Positive Solutions for Nonlinear Elliptic Equations Depending on a Parameter with Dirichlet Boundary Conditions

TL;DR

This paper establishes new existence results for positive radial solutions of nonlinear elliptic equations with parameter dependence in annular domains, using fixed point theorems under various growth conditions of the nonlinearity.

Contribution

It introduces novel existence criteria for positive solutions of elliptic equations depending on parameters, utilizing a fixed point approach under superlinear and sublinear growth conditions.

Findings

Existence of positive radial solutions under superlinear growth conditions.

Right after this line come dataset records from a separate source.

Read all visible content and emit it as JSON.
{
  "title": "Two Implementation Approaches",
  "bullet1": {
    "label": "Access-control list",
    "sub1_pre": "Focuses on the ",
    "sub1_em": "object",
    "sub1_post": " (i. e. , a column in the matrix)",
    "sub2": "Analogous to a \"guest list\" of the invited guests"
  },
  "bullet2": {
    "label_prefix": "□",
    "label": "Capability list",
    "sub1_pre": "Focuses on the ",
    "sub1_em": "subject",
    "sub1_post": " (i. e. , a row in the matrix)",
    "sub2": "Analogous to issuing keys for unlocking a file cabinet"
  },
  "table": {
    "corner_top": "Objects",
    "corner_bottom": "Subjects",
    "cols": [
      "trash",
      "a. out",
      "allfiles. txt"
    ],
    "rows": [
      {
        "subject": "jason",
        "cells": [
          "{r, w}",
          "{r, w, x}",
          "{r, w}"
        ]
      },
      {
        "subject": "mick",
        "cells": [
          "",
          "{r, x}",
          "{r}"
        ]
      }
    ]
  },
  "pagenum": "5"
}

Existence of positive radial solutions under sublinear growth conditions.

Application of a fixed point theorem to nonlinear elliptic equations.

Abstract

We prove new results on the existence of positive radial solutions of the elliptic equation $-\Delta u= \lambda h(|x|,u)$ in an annular domain in $\mathbb{R}^{N}, N\geq 2$. Existence of positive radial solutions are determined under the conditions that the nonlinearity function $h(t,u)$ is either superlinear or sublinear growth in $u$ or satisfies some upper and lower inequalities on $h$. Our discussion is based on a fixed point theorem due to a revised version of a fixed point theorem of Gustafson and Schmitt.